We are often driven by the belief that extraordinary performance is sufficient to predict exceptional success. However, the link between these two measures is far from being understood. Even experts of performance assessment are notoriously bad at predicting long-term success.
However, unlike performance, success is quantifiable and predictable: given its collective nature, its signatures can be uncovered from the many pieces of data around us using the tools of network and data science.
In this talk I will focus on success in science and art as a way to testing our ability to measure and predict success. I will discuss the role of luck in achieving success, and will address the relation between performance and success in a variety of settings, highlighting the challenges of gauging performance through success.
Filippo Menczer
(c) Indiana University
Filippo Menczer is Professor of Informatics and Computer Science at the Indiana University School of Informatics, Computing, and Engineering.
“The spread of fake news by social bots”
As social media become major channels for the diffusion of news and information, they are also increasingly attractive and targeted for abuse and manipulation.

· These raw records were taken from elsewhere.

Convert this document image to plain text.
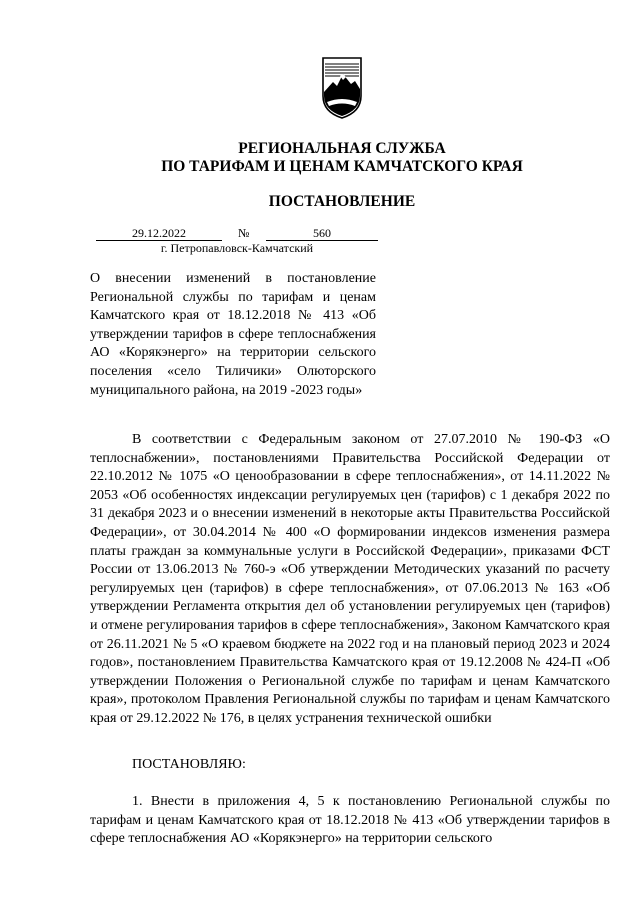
РЕГИОНАЛЬНАЯ СЛУЖБА
ПО ТАРИФАМ И ЦЕНАМ КАМЧАТСКОГО КРАЯ
ПОСТАНОВЛЕНИЕ
29.12.2022	№	560
г. Петропавловск-Камчатский

О внесении изменений в постановление Региональной службы по тарифам и ценам Камчатского края от 18.12.2018 № 413 «Об утверждении тарифов в сфере теплоснабжения АО «Корякэнерго» на территории сельского поселения «село Тиличики» Олюторского муниципального района, на 2019 -2023 годы»

В соответствии с Федеральным законом от 27.07.2010 № 190-ФЗ «О теплоснабжении», постановлениями Правительства Российской Федерации от 22.10.2012 № 1075 «О ценообразовании в сфере теплоснабжения», от 14.11.2022 № 2053 «Об особенностях индексации регулируемых цен (тарифов) с 1 декабря 2022 по 31 декабря 2023 и о внесении изменений в некоторые акты Правительства Российской Федерации», от 30.04.2014 № 400 «О формировании индексов изменения размера платы граждан за коммунальные услуги в Российской Федерации», приказами ФСТ России от 13.06.2013 № 760-э «Об утверждении Методических указаний по расчету регулируемых цен (тарифов) в сфере теплоснабжения», от 07.06.2013 № 163 «Об утверждении Регламента открытия дел об установлении регулируемых цен (тарифов) и отмене регулирования тарифов в сфере теплоснабжения», Законом Камчатского края от 26.11.2021 № 5 «О краевом бюджете на 2022 год и на плановый период 2023 и 2024 годов», постановлением Правительства Камчатского края от 19.12.2008 № 424-П «Об утверждении Положения о Региональной службе по тарифам и ценам Камчатского края», протоколом Правления Региональной службы по тарифам и ценам Камчатского края от 29.12.2022 № 176, в целях устранения технической ошибки

ПОСТАНОВЛЯЮ:

1. Внести в приложения 4, 5 к постановлению Региональной службы по тарифам и ценам Камчатского края от 18.12.2018 № 413 «Об утверждении тарифов в сфере теплоснабжения АО «Корякэнерго» на территории сельского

This talk focuses on the role played by social bots in the spread of online misinformation. I present machine learning methods to detect astroturf and automated accounts, and a platform to map the spread of fake news on Twitter. Together, these tools enable the study of the strategies and effectiveness of social bots in manipulating our information eco-system. The results suggest that curbing bots is a critical countermeasure to mitigate the harm of online misinformation.